Samsung has formed a large part of Apple’s supply chain for its iPhone and iPad, manufacturing Flash and DRAM memory for the devices but it also fabricates Apple’s custom ARM-based A4 and A5 (and reportedly A6) processors, which power the company’s bestselling consumer electronic products.

Jefferies analyst Peter Misek believes that Apple isn’t just contributing to Samsung’s revenues, its investment in the company is helping to fund “a large portion of Samsung’s Austin fab (fabrication facility)” especially given the fact it is “manufacturing the upcoming quad-core A6 app processor there.”
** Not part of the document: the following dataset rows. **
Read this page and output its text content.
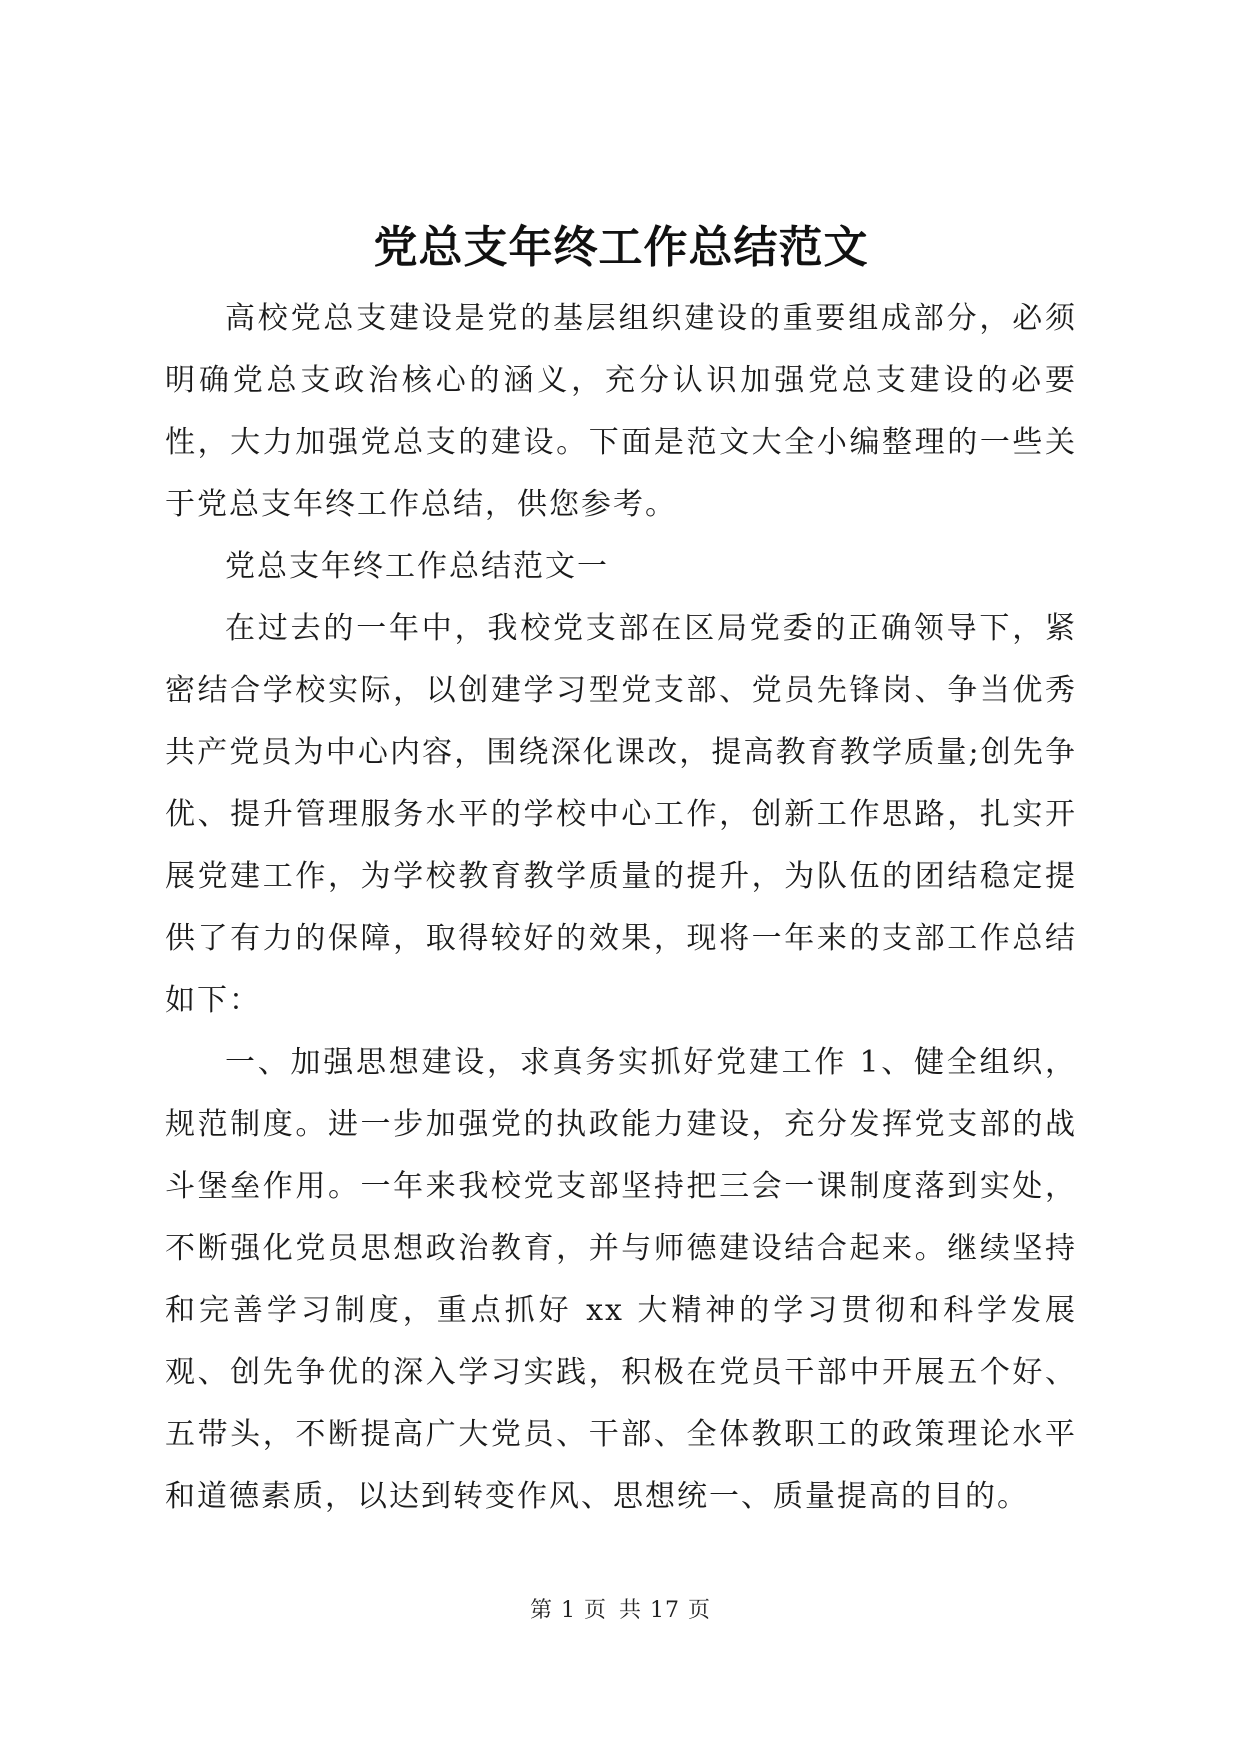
党总支年终工作总结范文

高校党总支建设是党的基层组织建设的重要组成部分，必须明确党总支政治核心的涵义，充分认识加强党总支建设的必要性，大力加强党总支的建设。下面是范文大全小编整理的一些关于党总支年终工作总结，供您参考。

党总支年终工作总结范文一

在过去的一年中，我校党支部在区局党委的正确领导下，紧密结合学校实际，以创建学习型党支部、党员先锋岗、争当优秀共产党员为中心内容，围绕深化课改，提高教育教学质量;创先争优、提升管理服务水平的学校中心工作，创新工作思路，扎实开展党建工作，为学校教育教学质量的提升，为队伍的团结稳定提供了有力的保障，取得较好的效果，现将一年来的支部工作总结如下：

一、加强思想建设，求真务实抓好党建工作 1、健全组织，规范制度。进一步加强党的执政能力建设，充分发挥党支部的战斗堡垒作用。一年来我校党支部坚持把三会一课制度落到实处，不断强化党员思想政治教育，并与师德建设结合起来。继续坚持和完善学习制度，重点抓好 xx 大精神的学习贯彻和科学发展观、创先争优的深入学习实践，积极在党员干部中开展五个好、五带头，不断提高广大党员、干部、全体教职工的政策理论水平和道德素质，以达到转变作风、思想统一、质量提高的目的。

第 1 页 共 17 页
Samsung’s 1.6 million square foot, $3.6 billion factory is the company’s second non-memory chip fabrication plant, the other located in South Korea.

However, given the animosity between the two companies, Apple is still cutting ties elsewhere.

Misek adds:

“All else equal, we see Samsung losing share in Apple’s supply chain and other Asia suppliers gaining share. We believe semi equipment could benefit from the increased order flow. We believe that in 2013 when Apple starts production of the A7 that the company will likely add TSMC as a supplier in addition to Samsung.”

Apple has been linked with TMSC previously, with the Cupertino-based technology giant reportedly issuing a trial to the company to manufacture its next generation A6 processors, moving production away to a non-competitive vendor.

Apple’s new A6 processor is expected to be a quad-core chip that will power the company’s next-generation iPad tablet which is tipped to launch on March 7 and come with LTE support.